As set forth in the Commission’s written decision, “to prove a violation of the general duty clause, the Secretary must establish that: (1) a condition or activity in the workplace presented a hazard; (2) the employer or its industry recognized the hazard; (3) the hazard was causing or likely to cause death or serious physical harm; and (4) feasible and effective means existed to materially reduce the hazard.” The Commission noted that if a hazard cannot be eliminated, it is sufficient for the employer to reduce the hazard “to the extent feasible.” The Commission noted that the term “free of hazards” is an aspirational goal, and they are charged only with taking “reasonable steps to protect employees.” The Commission cited with approval a prior D.C. Circuit case which held that the record must “indicate that demonstrably feasible measures would have materially reduced the likelihood” that hazardous conduct would have occurred.

Integra argued that the risk of criminal assaults upon employees by third parties was not encompassed by the general duty clause. It argued that “the violent conduct of a third party is an inherently unpredictable act of a different nature than the hazards typically regulated under the general duty clause.” The Commission rejected these arguments, finding that allegations of workplace violence is a cognizable “hazard” under the Act. The Commission noted that Integra employees were required to meet face to face with members, in their homes or occasionally in homeless shelters, many of whom had been diagnosed with mental illness and/or who had a criminal record, as well as a history of violence. Under those circumstances, the Commission found it “foreseeable” that a violent event could occur.

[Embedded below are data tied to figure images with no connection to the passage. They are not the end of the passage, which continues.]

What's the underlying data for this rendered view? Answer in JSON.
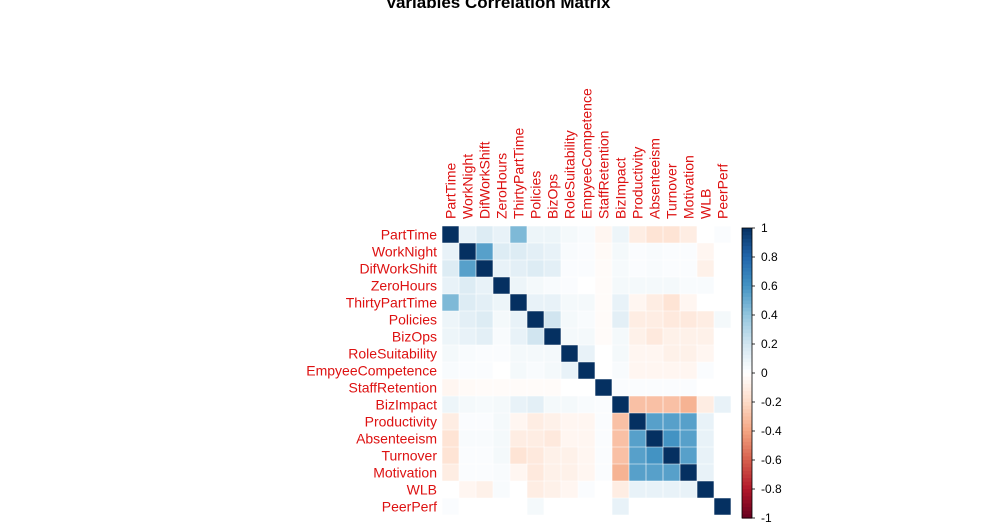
{
  "chart_data": {
    "type": "heatmap",
    "title": "Variables Correlation Matrix",
    "variables": [
      "PartTime",
      "WorkNight",
      "DifWorkShift",
      "ZeroHours",
      "ThirtyPartTime",
      "Policies",
      "BizOps",
      "RoleSuitability",
      "EmpyeeCompetence",
      "StaffRetention",
      "BizImpact",
      "Productivity",
      "Absenteeism",
      "Turnover",
      "Motivation",
      "WLB",
      "PeerPerf"
    ],
    "matrix": [
      [
        1,
        0.1,
        0.15,
        0.1,
        0.45,
        0.08,
        0.08,
        0.05,
        0.03,
        -0.05,
        0.08,
        -0.1,
        -0.15,
        -0.15,
        -0.1,
        0.0,
        0.02
      ],
      [
        0.1,
        1,
        0.55,
        0.15,
        0.15,
        0.12,
        0.1,
        0.03,
        0.02,
        -0.03,
        0.05,
        0.02,
        0.03,
        0.02,
        0.02,
        -0.05,
        0.0
      ],
      [
        0.15,
        0.55,
        1,
        0.1,
        0.12,
        0.15,
        0.12,
        0.02,
        0.02,
        -0.02,
        0.04,
        0.02,
        0.03,
        0.02,
        0.02,
        -0.08,
        0.0
      ],
      [
        0.1,
        0.15,
        0.1,
        1,
        0.08,
        0.05,
        0.03,
        0.02,
        0.0,
        -0.02,
        0.05,
        0.05,
        0.05,
        0.05,
        0.03,
        0.03,
        0.0
      ],
      [
        0.45,
        0.15,
        0.12,
        0.08,
        1,
        0.1,
        0.1,
        0.05,
        0.05,
        -0.02,
        0.1,
        -0.05,
        -0.1,
        -0.15,
        -0.05,
        0.0,
        0.0
      ],
      [
        0.08,
        0.12,
        0.15,
        0.05,
        0.1,
        1,
        0.2,
        0.05,
        0.03,
        -0.02,
        0.12,
        -0.1,
        -0.1,
        -0.12,
        -0.12,
        -0.1,
        0.05
      ],
      [
        0.08,
        0.1,
        0.12,
        0.03,
        0.1,
        0.2,
        1,
        0.05,
        0.05,
        -0.02,
        0.05,
        -0.08,
        -0.12,
        -0.08,
        -0.08,
        -0.08,
        0.0
      ],
      [
        0.05,
        0.03,
        0.02,
        0.02,
        0.05,
        0.05,
        0.05,
        1,
        0.1,
        0.0,
        0.05,
        -0.05,
        -0.05,
        -0.08,
        -0.08,
        -0.05,
        0.0
      ],
      [
        0.03,
        0.02,
        0.02,
        0.0,
        0.05,
        0.03,
        0.05,
        0.1,
        1,
        0.0,
        0.03,
        -0.05,
        -0.05,
        -0.05,
        -0.05,
        0.02,
        0.0
      ],
      [
        -0.05,
        -0.03,
        -0.02,
        -0.02,
        -0.02,
        -0.02,
        -0.02,
        0.0,
        0.0,
        1,
        0.02,
        0.02,
        0.02,
        0.02,
        0.02,
        0.0,
        0.0
      ],
      [
        0.08,
        0.05,
        0.04,
        0.05,
        0.1,
        0.12,
        0.05,
        0.05,
        0.03,
        0.02,
        1,
        -0.3,
        -0.3,
        -0.3,
        -0.35,
        -0.1,
        0.1
      ],
      [
        -0.1,
        0.02,
        0.02,
        0.05,
        -0.05,
        -0.1,
        -0.08,
        -0.05,
        -0.05,
        0.02,
        -0.3,
        1,
        0.55,
        0.55,
        0.55,
        0.1,
        0.0
      ],
      [
        -0.15,
        0.03,
        0.03,
        0.05,
        -0.1,
        -0.1,
        -0.12,
        -0.05,
        -0.05,
        0.02,
        -0.3,
        0.55,
        1,
        0.6,
        0.55,
        0.1,
        0.0
      ],
      [
        -0.15,
        0.02,
        0.02,
        0.05,
        -0.15,
        -0.12,
        -0.08,
        -0.08,
        -0.05,
        0.02,
        -0.3,
        0.55,
        0.6,
        1,
        0.55,
        0.1,
        0.0
      ],
      [
        -0.1,
        0.02,
        0.02,
        0.03,
        -0.05,
        -0.12,
        -0.08,
        -0.08,
        -0.05,
        0.02,
        -0.35,
        0.55,
        0.55,
        0.55,
        1,
        0.1,
        0.0
      ],
      [
        0.0,
        -0.05,
        -0.08,
        0.03,
        0.0,
        -0.1,
        -0.08,
        -0.05,
        0.02,
        0.0,
        -0.1,
        0.1,
        0.1,
        0.1,
        0.1,
        1,
        0.0
      ],
      [
        0.02,
        0.0,
        0.0,
        0.0,
        0.0,
        0.05,
        0.0,
        0.0,
        0.0,
        0.0,
        0.1,
        0.0,
        0.0,
        0.0,
        0.0,
        0.0,
        1
      ]
    ],
    "colorbar": {
      "range": [
        -1,
        1
      ],
      "ticks": [
        "1",
        "0.8",
        "0.6",
        "0.4",
        "0.2",
        "0",
        "-0.2",
        "-0.4",
        "-0.6",
        "-0.8",
        "-1"
      ],
      "colors": [
        "#67001F",
        "#B2182B",
        "#D6604D",
        "#F4A582",
        "#FDDBC7",
        "#FFFFFF",
        "#D1E5F0",
        "#92C5DE",
        "#4393C3",
        "#2166AC",
        "#053061"
      ]
    },
    "label_color": "#dd1111"
  }
}
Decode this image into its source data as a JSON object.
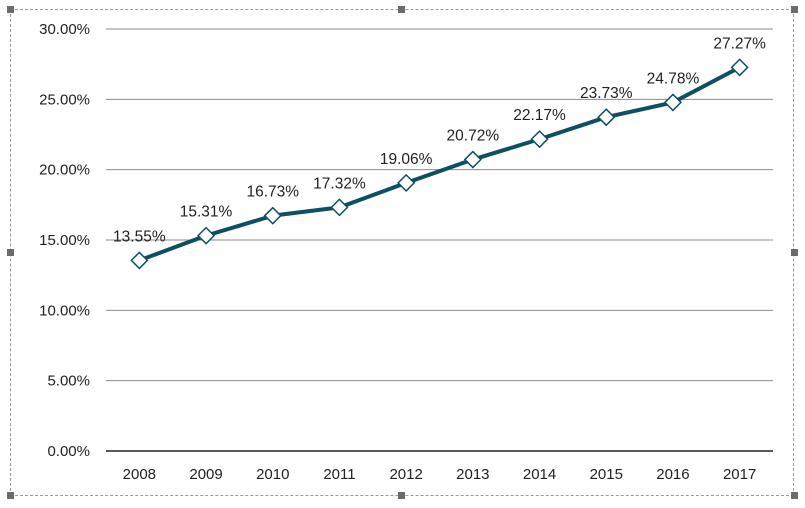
{
  "chart_data": {
    "type": "line",
    "categories": [
      "2008",
      "2009",
      "2010",
      "2011",
      "2012",
      "2013",
      "2014",
      "2015",
      "2016",
      "2017"
    ],
    "values": [
      13.55,
      15.31,
      16.73,
      17.32,
      19.06,
      20.72,
      22.17,
      23.73,
      24.78,
      27.27
    ],
    "data_labels": [
      "13.55%",
      "15.31%",
      "16.73%",
      "17.32%",
      "19.06%",
      "20.72%",
      "22.17%",
      "23.73%",
      "24.78%",
      "27.27%"
    ],
    "y_ticks": [
      "0.00%",
      "5.00%",
      "10.00%",
      "15.00%",
      "20.00%",
      "25.00%",
      "30.00%"
    ],
    "ylim": [
      0,
      30
    ],
    "grid": true,
    "legend": "none",
    "marker": "diamond",
    "line_color": "#0d4f63",
    "grid_color": "#8c8c8c"
  }
}
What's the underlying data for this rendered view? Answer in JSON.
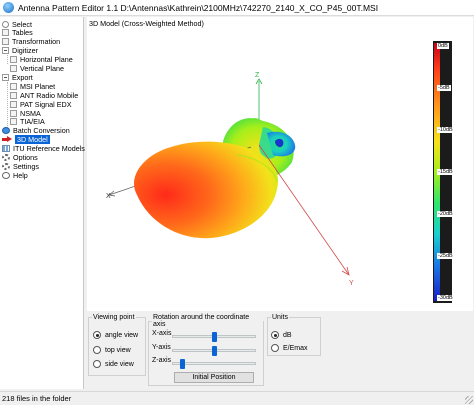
{
  "window": {
    "title": "Antenna Pattern Editor 1.1 D:\\Antennas\\Kathrein\\2100MHz\\742270_2140_X_CO_P45_00T.MSI"
  },
  "sidebar": {
    "items": [
      {
        "label": "Select",
        "icon": "radio-icon"
      },
      {
        "label": "Tables",
        "icon": "document-icon"
      },
      {
        "label": "Transformation",
        "icon": "document-icon"
      },
      {
        "label": "Digitizer",
        "icon": "collapse-icon"
      },
      {
        "label": "Horizontal Plane",
        "icon": "document-icon"
      },
      {
        "label": "Vertical Plane",
        "icon": "document-icon"
      },
      {
        "label": "Export",
        "icon": "collapse-icon"
      },
      {
        "label": "MSI Planet",
        "icon": "document-icon"
      },
      {
        "label": "ANT Radio Mobile",
        "icon": "document-icon"
      },
      {
        "label": "PAT Signal EDX",
        "icon": "document-icon"
      },
      {
        "label": "NSMA",
        "icon": "document-icon"
      },
      {
        "label": "TIA/EIA",
        "icon": "document-icon"
      },
      {
        "label": "Batch Conversion",
        "icon": "globe-icon"
      },
      {
        "label": "3D Model",
        "icon": "arrow-icon"
      },
      {
        "label": "ITU Reference Models",
        "icon": "grid-icon"
      },
      {
        "label": "Options",
        "icon": "gear-icon"
      },
      {
        "label": "Settings",
        "icon": "gear-icon"
      },
      {
        "label": "Help",
        "icon": "help-icon"
      }
    ],
    "selected": "3D Model"
  },
  "view": {
    "caption": "3D Model (Cross-Weighted Method)",
    "axis_labels": {
      "x": "X",
      "y": "Y",
      "z": "Z"
    },
    "colorbar_labels": [
      "0dB",
      "-5dB",
      "-10dB",
      "-15dB",
      "-20dB",
      "-25dB",
      "-30dB"
    ],
    "colors": {
      "max": "#c8001a",
      "mid": "#a6ef1a",
      "min": "#1a1ec8"
    }
  },
  "viewing_point": {
    "title": "Viewing point",
    "options": [
      "angle view",
      "top view",
      "side view"
    ],
    "selected": "angle view"
  },
  "rotation": {
    "title": "Rotation around the coordinate axis",
    "axes": [
      {
        "label": "X-axis",
        "value": 0.5
      },
      {
        "label": "Y-axis",
        "value": 0.5
      },
      {
        "label": "Z-axis",
        "value": 0.12
      }
    ],
    "reset_button": "Initial Position"
  },
  "units": {
    "title": "Units",
    "options": [
      "dB",
      "E/Emax"
    ],
    "selected": "dB"
  },
  "status": {
    "text": "218 files in the folder"
  }
}
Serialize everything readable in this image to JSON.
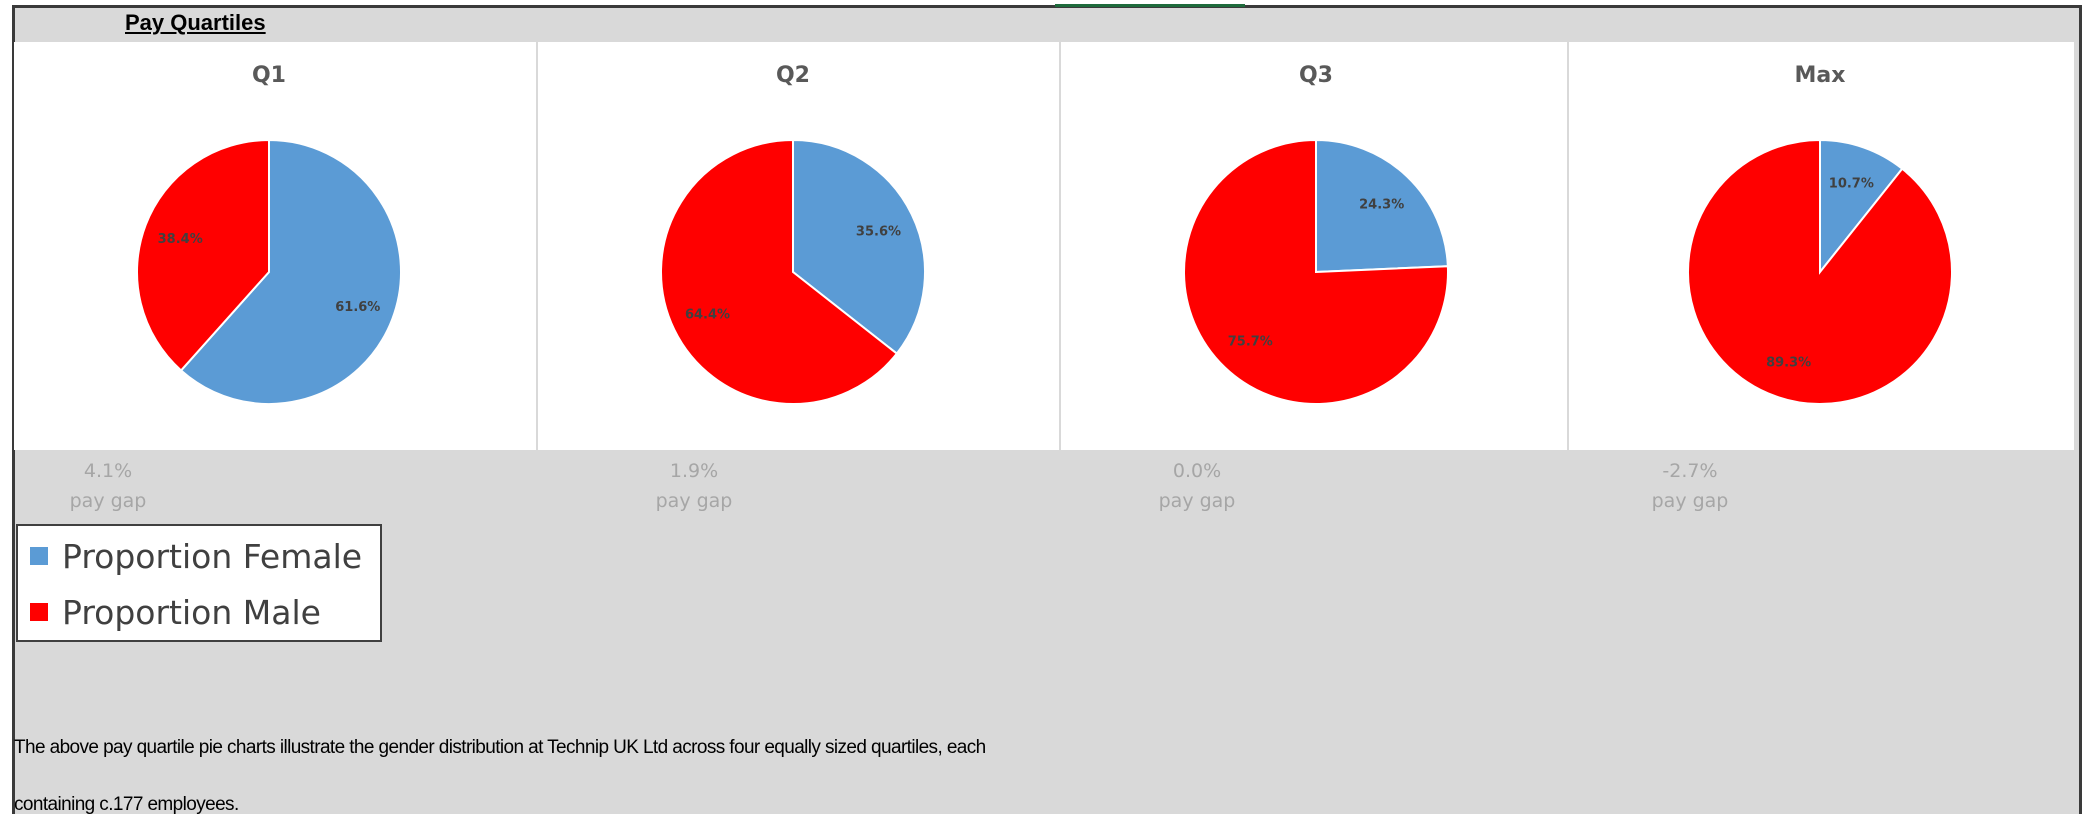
{
  "section_title": "Pay Quartiles",
  "colors": {
    "female": "#5b9bd5",
    "male": "#ff0000"
  },
  "legend": {
    "female_label": "Proportion Female",
    "male_label": "Proportion Male"
  },
  "chart_data": [
    {
      "type": "pie",
      "title": "Q1",
      "labels": [
        "Proportion Female",
        "Proportion Male"
      ],
      "values": [
        61.6,
        38.4
      ],
      "data_labels": [
        "61.6%",
        "38.4%"
      ]
    },
    {
      "type": "pie",
      "title": "Q2",
      "labels": [
        "Proportion Female",
        "Proportion Male"
      ],
      "values": [
        35.6,
        64.4
      ],
      "data_labels": [
        "35.6%",
        "64.4%"
      ]
    },
    {
      "type": "pie",
      "title": "Q3",
      "labels": [
        "Proportion Female",
        "Proportion Male"
      ],
      "values": [
        24.3,
        75.7
      ],
      "data_labels": [
        "24.3%",
        "75.7%"
      ]
    },
    {
      "type": "pie",
      "title": "Max",
      "labels": [
        "Proportion Female",
        "Proportion Male"
      ],
      "values": [
        10.7,
        89.3
      ],
      "data_labels": [
        "10.7%",
        "89.3%"
      ]
    }
  ],
  "pay_gaps": [
    {
      "value": "4.1%",
      "label": "pay gap"
    },
    {
      "value": "1.9%",
      "label": "pay gap"
    },
    {
      "value": "0.0%",
      "label": "pay gap"
    },
    {
      "value": "-2.7%",
      "label": "pay gap"
    }
  ],
  "footer": {
    "line1": "The above pay quartile pie charts illustrate the gender distribution at Technip UK Ltd across four equally sized quartiles, each",
    "line2": "containing c.177   employees."
  }
}
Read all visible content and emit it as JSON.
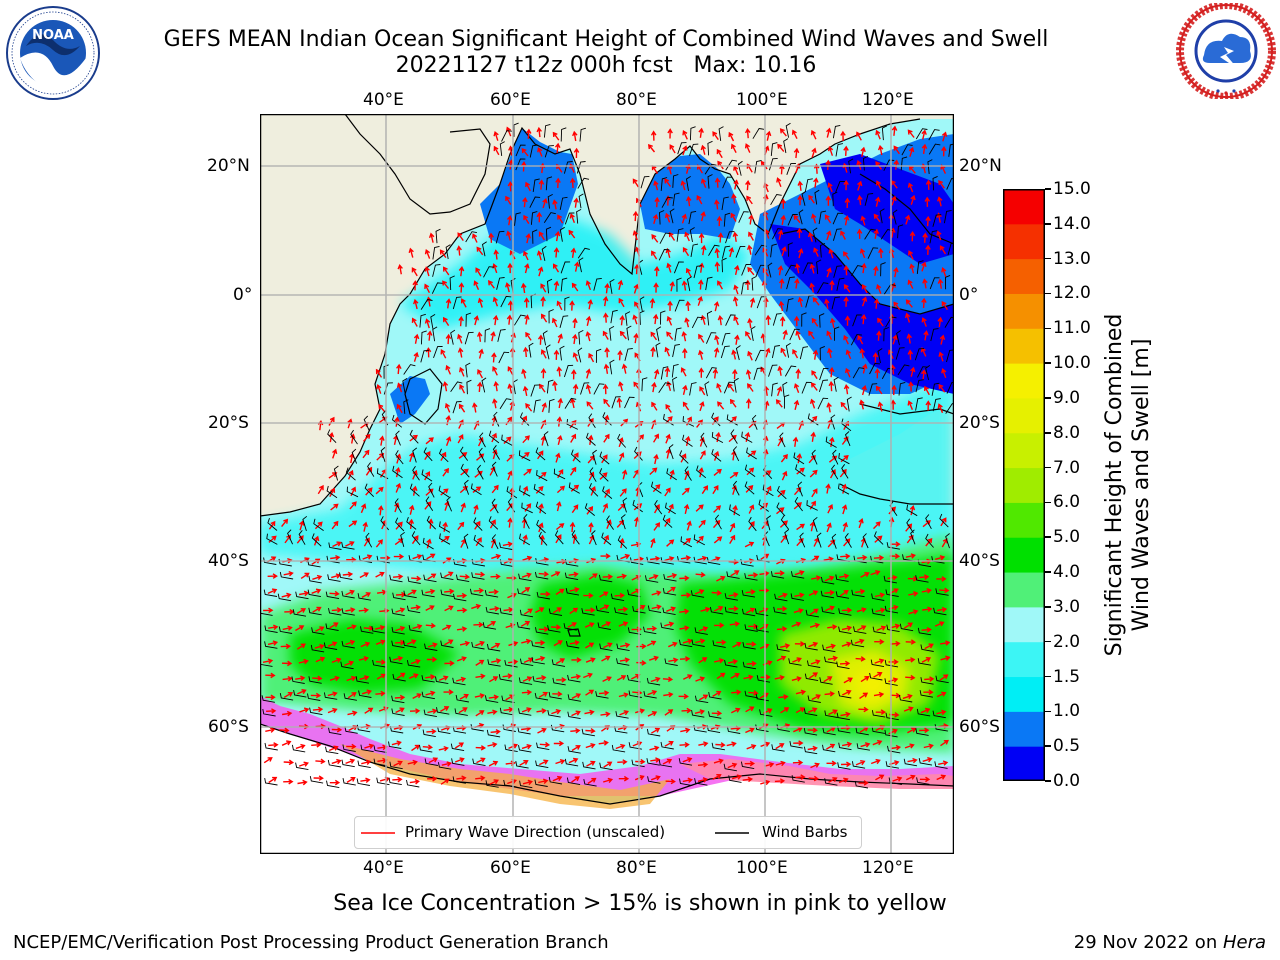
{
  "header": {
    "title_line1": "GEFS MEAN Indian Ocean Significant Height of Combined Wind Waves and Swell",
    "title_line2": "20221127 t12z 000h fcst   Max: 10.16"
  },
  "logos": {
    "left": {
      "name": "NOAA",
      "text": "NOAA",
      "ring_text": "NATIONAL OCEANIC AND ATMOSPHERIC ADMINISTRATION · U.S. DEPARTMENT OF COMMERCE"
    },
    "right": {
      "name": "National Weather Service",
      "ring_text": "NATIONAL WEATHER SERVICE"
    }
  },
  "map": {
    "lon_labels": [
      "40°E",
      "60°E",
      "80°E",
      "100°E",
      "120°E"
    ],
    "lat_labels": [
      "20°N",
      "0°",
      "20°S",
      "40°S",
      "60°S"
    ],
    "land_color": "#efeede",
    "grid_color": "#b0b0b0"
  },
  "colorbar": {
    "ticks": [
      "0.0",
      "0.5",
      "1.0",
      "1.5",
      "2.0",
      "3.0",
      "4.0",
      "5.0",
      "6.0",
      "7.0",
      "8.0",
      "9.0",
      "10.0",
      "11.0",
      "12.0",
      "13.0",
      "14.0",
      "15.0"
    ],
    "colors": [
      "#0000f5",
      "#0a78f5",
      "#00eef5",
      "#3cf5f5",
      "#a0f8f8",
      "#50f078",
      "#00e000",
      "#50e800",
      "#a0ec00",
      "#c8f000",
      "#e6f000",
      "#f5f000",
      "#f5c000",
      "#f59000",
      "#f56000",
      "#f53000",
      "#f50000"
    ],
    "label_line1": "Significant Height of Combined",
    "label_line2": "Wind Waves and Swell [m]"
  },
  "legend": {
    "wave_direction": "Primary Wave Direction (unscaled)",
    "wave_color": "#ff0000",
    "wind_barbs": "Wind Barbs"
  },
  "caption": "Sea Ice Concentration > 15% is shown in pink to yellow",
  "footer": {
    "left": "NCEP/EMC/Verification Post Processing Product Generation Branch",
    "right_prefix": "29 Nov 2022 on ",
    "right_host": "Hera"
  }
}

Addressing Workplace Violence

As to the feasibility of addressing workplace violence, the Secretary offered the following as “feasible means:”

  • Creating a stand-alone written workplace violence prevention program
  • The program should include a policy that workplace violence will not be tolerated and that every instance will be investigated
  • Determining the behavioral history of new members, and those with assaultive behavior problems
  • Putting procedures in place to communicate incidents of workplace violence to all staff who could potentially be exposed
  • Training all employees on effective methods of responding during a workplace violence incident
  • Implementing and maintaining a buddy system
  • Providing all staff with a reliable way to summon assistance when needed
  • Establishing a liaison with law enforcement representatives.

Going Forward

Because of the unique facts presented in Integra, the ruling is this case is somewhat understandable. The question for employers going forward, however, is how to interpret their “duty” to prevent workplace violence, in the absence of more clear guidance. It is fair to say that Integra was based on a narrow set of facts that lends itself to this type of finding. Most employers do not have the same type of workplace environment, i.e., employees visiting the homes of mentally ill persons.

Nonetheless, all employers in healthcare and social work industries, and well as any other employers who require their employees to enter the homes of customers who may have mental or criminal backgrounds, would be well served to consider the recommended suggestions offered by the Secretary for lessening the risk of workplace violence.

It is fair to say that OSHA has workplace violence in its sights. Workplace violence is now viewed as falling with the “general duty” of employers to provide a safe workplace. It is likely that OSHA will begin to cite employers more often where it is foreseeable that employees are subjected to potential violence in the course of performing their duties. In such event, experienced OSHA attorneys will be necessary to aggressively fight such citations.